Die Digitalisierung spielt in der Agenda 2030 nur eine wenig ausformulierte Rolle. Einzig in einem Unterziel kommt Digitalisierung explizit vor, im Ziel 9c: „Den Zugang zur Informations- und Kommunikationstechnologie (IKT) erheblich erweitern sowie anstreben, in den am wenigsten entwickelten Ländern bis 2020 einen allgemeinen und erschwinglichen Zugang zum Internet bereitzustellen.“ Das Ziel 5b stellt die „Nutzung von IKT zur Förderung der Selbstbestimmung von Frauen“ in Aussicht. Das im September 2015 verabschiedete Dokument wirkt vor dem Hintergrund der Digitalisierung bereits veraltet. Tatsächlich durchdringen die Anwendungsformen der künstlichen Intelligenz alle Lebensbereiche oder werden diese in naher Zukunft durchdringen.

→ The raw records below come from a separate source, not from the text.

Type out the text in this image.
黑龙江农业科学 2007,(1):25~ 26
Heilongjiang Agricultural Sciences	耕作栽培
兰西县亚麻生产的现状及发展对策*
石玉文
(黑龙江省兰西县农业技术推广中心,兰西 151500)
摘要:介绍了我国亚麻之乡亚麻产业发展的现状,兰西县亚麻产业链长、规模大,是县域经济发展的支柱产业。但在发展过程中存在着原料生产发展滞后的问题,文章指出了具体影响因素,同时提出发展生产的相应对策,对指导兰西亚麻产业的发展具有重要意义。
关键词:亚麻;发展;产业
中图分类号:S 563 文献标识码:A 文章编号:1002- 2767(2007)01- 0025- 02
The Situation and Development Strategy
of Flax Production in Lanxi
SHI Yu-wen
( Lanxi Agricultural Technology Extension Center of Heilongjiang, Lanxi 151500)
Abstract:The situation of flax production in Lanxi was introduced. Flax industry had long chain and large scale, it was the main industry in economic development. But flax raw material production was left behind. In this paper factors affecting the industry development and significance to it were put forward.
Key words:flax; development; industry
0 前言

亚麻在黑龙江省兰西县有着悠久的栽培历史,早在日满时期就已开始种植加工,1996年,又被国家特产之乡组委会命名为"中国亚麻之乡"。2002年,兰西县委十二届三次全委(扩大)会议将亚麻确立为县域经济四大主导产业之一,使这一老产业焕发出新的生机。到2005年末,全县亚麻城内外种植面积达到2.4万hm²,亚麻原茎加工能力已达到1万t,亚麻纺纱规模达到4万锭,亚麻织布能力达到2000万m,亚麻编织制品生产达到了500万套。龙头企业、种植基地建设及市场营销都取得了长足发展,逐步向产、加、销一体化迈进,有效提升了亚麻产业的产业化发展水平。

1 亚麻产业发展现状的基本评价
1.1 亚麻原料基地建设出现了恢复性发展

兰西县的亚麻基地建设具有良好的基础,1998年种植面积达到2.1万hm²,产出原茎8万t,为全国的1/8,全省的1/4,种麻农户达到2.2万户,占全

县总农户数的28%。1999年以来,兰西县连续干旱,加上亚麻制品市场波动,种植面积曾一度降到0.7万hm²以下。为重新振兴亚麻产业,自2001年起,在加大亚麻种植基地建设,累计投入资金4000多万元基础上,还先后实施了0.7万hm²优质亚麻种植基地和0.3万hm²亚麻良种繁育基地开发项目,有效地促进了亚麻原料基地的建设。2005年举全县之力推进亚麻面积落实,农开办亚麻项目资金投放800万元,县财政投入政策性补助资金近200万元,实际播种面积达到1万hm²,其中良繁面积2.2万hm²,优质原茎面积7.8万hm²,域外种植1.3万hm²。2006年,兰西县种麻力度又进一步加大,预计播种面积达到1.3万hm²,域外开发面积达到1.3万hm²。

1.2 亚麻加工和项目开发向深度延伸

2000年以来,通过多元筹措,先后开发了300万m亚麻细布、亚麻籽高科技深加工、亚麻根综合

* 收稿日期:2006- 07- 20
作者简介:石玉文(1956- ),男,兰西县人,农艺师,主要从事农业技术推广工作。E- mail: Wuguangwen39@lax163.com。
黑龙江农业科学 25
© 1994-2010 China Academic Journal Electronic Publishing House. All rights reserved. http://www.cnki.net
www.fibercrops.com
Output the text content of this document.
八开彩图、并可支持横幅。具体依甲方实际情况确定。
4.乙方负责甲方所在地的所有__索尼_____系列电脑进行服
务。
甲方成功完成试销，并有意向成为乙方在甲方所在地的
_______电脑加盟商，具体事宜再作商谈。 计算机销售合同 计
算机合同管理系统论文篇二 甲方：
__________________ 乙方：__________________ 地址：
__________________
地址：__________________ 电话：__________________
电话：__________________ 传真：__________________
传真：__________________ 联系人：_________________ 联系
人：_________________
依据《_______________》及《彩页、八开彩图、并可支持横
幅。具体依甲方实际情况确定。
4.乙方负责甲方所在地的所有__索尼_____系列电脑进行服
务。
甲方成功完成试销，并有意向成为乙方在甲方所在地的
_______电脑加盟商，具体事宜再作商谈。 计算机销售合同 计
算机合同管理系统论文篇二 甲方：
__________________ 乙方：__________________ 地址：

Die Digitalisierung kann das Erreichen der Nachhaltigkeitsziele behindern wie auch fördern. Sie kann soziale Ungleichheit verschärfen und durch Totalüberwachung die Macht von Autokratien verfestigen und damit Kinder- und Jugendrechte weiter einschränken. Andererseits bietet sie Kindern und Jugendliche Möglichkeiten, ihre Rechte organisiert einzufordern und soziale Bewegungen zu gründen. Digitale Technologien können das Monitoring von Indikatoren erleichtern. Eine Kernempfehlung des wissenschaftlichen Beirats der Bundesregierung (WBGU) in seinem jüngsten Hauptgutachten „Unsere gemeinsame digitale Zukunft“ ist, dass sich Deutschland und die EU für einen UN-Gipfel zum Thema „Digitalisierung und Nachhaltigkeit“ im Jahr 2022 einsetzen sollten. Angesichts von Big Data fordert der WBGU u.a. außerdem auf UN-Ebene eine „United Nations Privacy Convention“ einzurichten, um länderübergreifend das weltweite Menschenrecht auf Privatsphäre besser zu schützen.

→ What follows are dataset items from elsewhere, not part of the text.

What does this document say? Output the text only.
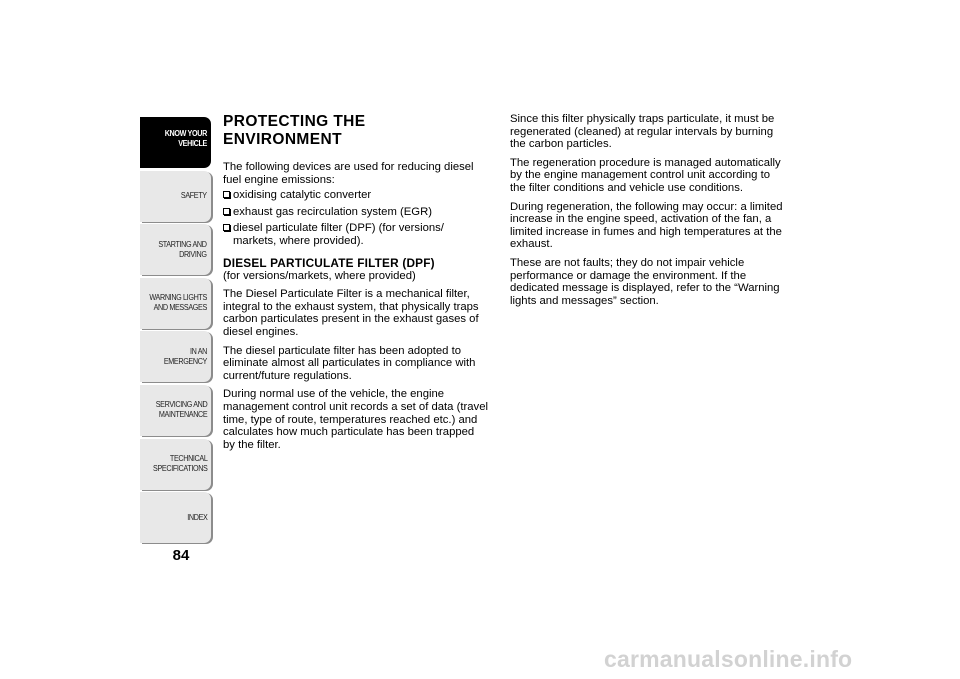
KNOW YOUR
VEHICLE
SAFETY
STARTING AND
DRIVING
WARNING LIGHTS
AND MESSAGES
IN AN EMERGENCY
SERVICING AND
MAINTENANCE
TECHNICAL
SPECIFICATIONS
INDEX
84
PROTECTING THE ENVIRONMENT

The following devices are used for reducing diesel fuel engine emissions:

oxidising catalytic converter
exhaust gas recirculation system (EGR)
diesel particulate filter (DPF) (for versions/ markets, where provided).
DIESEL PARTICULATE FILTER (DPF)

(for versions/markets, where provided)

The Diesel Particulate Filter is a mechanical filter, integral to the exhaust system, that physically traps carbon particulates present in the exhaust gases of diesel engines.

The diesel particulate filter has been adopted to eliminate almost all particulates in compliance with current/future regulations.

During normal use of the vehicle, the engine management control unit records a set of data (travel time, type of route, temperatures reached etc.) and calculates how much particulate has been trapped by the filter.

Since this filter physically traps particulate, it must be regenerated (cleaned) at regular intervals by burning the carbon particles.

The regeneration procedure is managed automatically by the engine management control unit according to the filter conditions and vehicle use conditions.

During regeneration, the following may occur: a limited increase in the engine speed, activation of the fan, a limited increase in fumes and high temperatures at the exhaust.

These are not faults; they do not impair vehicle performance or damage the environment. If the dedicated message is displayed, refer to the “Warning lights and messages” section.

carmanualsonline.info
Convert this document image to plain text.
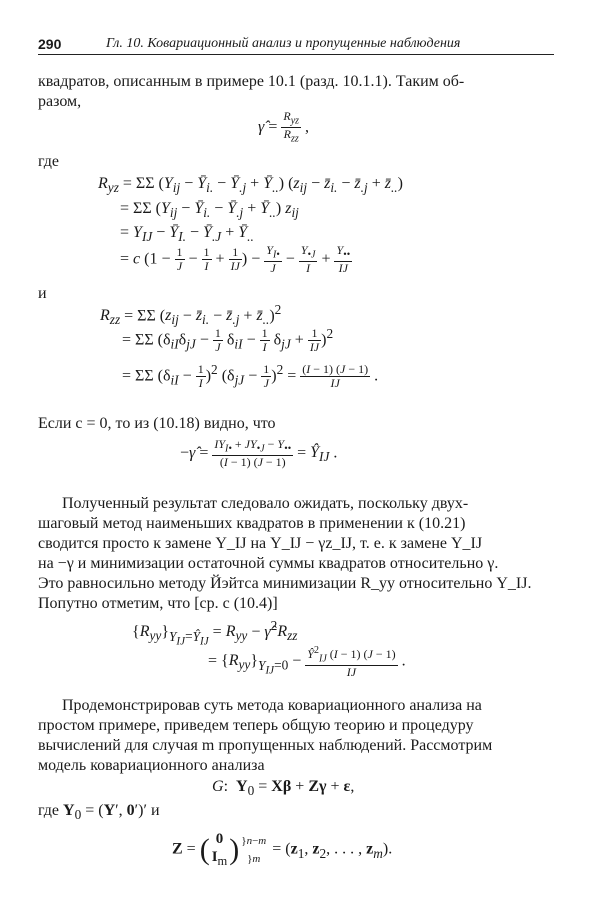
290	Гл. 10. Ковариационный анализ и пропущенные наблюдения

квадратов, описанным в примере 10.1 (разд. 10.1.1). Таким об-

разом,

γ̂ = $\frac{R_{yz}}{R_{zz}}$ ,

где

$R_{yz} = \Sigma\Sigma$ ($Y_{ij}$ − $Ȳ_{i.}$ − $Ȳ_{.j}$ + $Ȳ_{..}$) ($z_{ij}$ − $z̄_{i.}$ − $z̄_{.j}$ + $z̄_{..}$)
= ΣΣ ($Y_{ij}$ − $Ȳ_{i.}$ − $Ȳ_{.j}$ + $Ȳ_{..}$) $z_{ij}$
= $Y_{IJ}$ − $Ȳ_{I.}$ − $Ȳ_{.J}$ + $Ȳ_{..}$
= c ($1 - \frac{1}{J} - \frac{1}{I} + \frac{1}{IJ}$ ) − $\frac{Y_{I•}}{J} - \frac{Y_{•J}}{I} + \frac{Y_{••}}{IJ}$

и

$R_{zz} = \Sigma\Sigma$ ($z_{ij}$ − $z̄_{i.}$ − $z̄_{.j}$ + $z̄_{..})^2$
= ΣΣ $(\delta_{iI}\delta_{jJ} - \frac{1}{J} \delta_{iI} - \frac{1}{I} \delta_{jJ} + \frac{1}{IJ} )^2$
= ΣΣ $(\delta_{iI} - \frac{1}{I} )^2$ $(\delta_{jJ} - \frac{1}{J} )^2 = \frac{(I - 1) (J - 1)}{IJ}$ .

Если c = 0, то из (10.18) видно, что

−γ̂ = $\frac{IY_{I•} + JY_{•J} - Y_{••}}{(I - 1) (J - 1)}$ = $Ŷ_{IJ}$ .

Полученный результат следовало ожидать, поскольку двух-

шаговый метод наименьших квадратов в применении к (10.21)

сводится просто к замене Y_IJ на Y_IJ − γz_IJ, т. е. к замене Y_IJ

на −γ и минимизации остаточной суммы квадратов относительно γ.

Это равносильно методу Йэйтса минимизации R_yy относительно Y_IJ.

Попутно отметим, что [ср. с (10.4)]

$\{R_{yy}\}_{Y_{IJ}=Ŷ_{IJ}} = R_{yy}$ − $\gammâ^2R_{zz}$
= $\{R_{yy}\}_{Y_{IJ}=0} - \frac{Ŷ^2_{IJ} (I - 1) (J - 1)}{IJ}$ .

Продемонстрировав суть метода ковариационного анализа на

простом примере, приведем теперь общую теорию и процедуру

вычислений для случая m пропущенных наблюдений. Рассмотрим

модель ковариационного анализа

G:  $Y_0 = X\beta + Z\gamma + \varepsilon$,
где $Y_0 = (Y'$, 0′)′ и
Z = ( 0
$I_m$ ) }n−m
}m
= ($z_1$, $z_2$, . . . , $z_m$).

Die Bundesregierung hat sich in ihrer Digitalen Agenda (2014 – 2017) dazu verpflichtet, den Menschenrechtsschutz im digitalen Raum zu stärken. Das BMZ hat 2017 eine digitale Agenda – „Die digitale Revolution für nachhaltige Entwicklung nutzen“ – vorgelegt. Sie soll eine Orientierung für die Implementierung von digitalen Projekten geben und so die Digitale Agenda der Bundesregierung konkretisieren. Im Rahmen des BMZ-Kinderrechtsaktionsplans „Agents of Change“ (2017 – 2019) werden daher auch die Rechte von Kindern und Jugendlichen in der digitalen Welt gefördert.
In der deutschen Entwicklungszusammenarbeit gibt es bereits einige erfolgversprechende Beispiele, um diesen Zielen näher zu kommen:
Wie die vielfältigen Beispiele zeigen, gibt es viele gute Ansätze in der Entwicklungszusammenarbeit, um Kinderrechte im digitalen Raum zu stärken. Zum Teil handelt es um große Projekte oder Initiativen, in anderen Fällen eher um Pilotvorhaben. Es muss noch mehr dafür getan werden, dass Kindern und Jugendliche die Potentiale eröffnet werden, die digitale Medien mit sich bringen, und sie trotzdem vor den einhergehenden Risiken geschützt werden.
Kinder und Jugendliche machen einen erheblichen Prozentsatz der global vernetzten Bevölkerung aus und ihr Anteil wird in Zukunft weiter zunehmen. Einer von drei Internetnutzern weltweit ist heute unter 18 Jahren alt. Die Internetabdeckung wird immer weiter in Regionen mit dem am schnellst wachsenden Anteil an Kindern und Jugendlichen vordringen. Im Jahr 2050 werden nach UNICEF-Schätzungen 37 Prozent aller Kinder unter 18 Jahren aus Afrika stammen.
Das Internet, wie wir es kennen, wurde in erster Linie mit Blick auf erwachsene Nutzer entwickelt. Die politischen Entscheidungsträger und -trägerinnen stehen nun vor großen Herausforderungen, um mit dem rasanten Tempo des technologischen Wandels und seinen Auswirkungen auf das Leben von Kindern und Jugendlichen Schritt zu halten. Es bedarf einen besseren Schutz der Privatsphäre, Anlaufstellen für Betroffene mit geschultem Personal und besser einklagbare Rechte. Eine Verbesserung des regulatorischen Rahmens sollte unbedingt unter Einbeziehung von Kindern und jungen Erwachsenen erfolgen.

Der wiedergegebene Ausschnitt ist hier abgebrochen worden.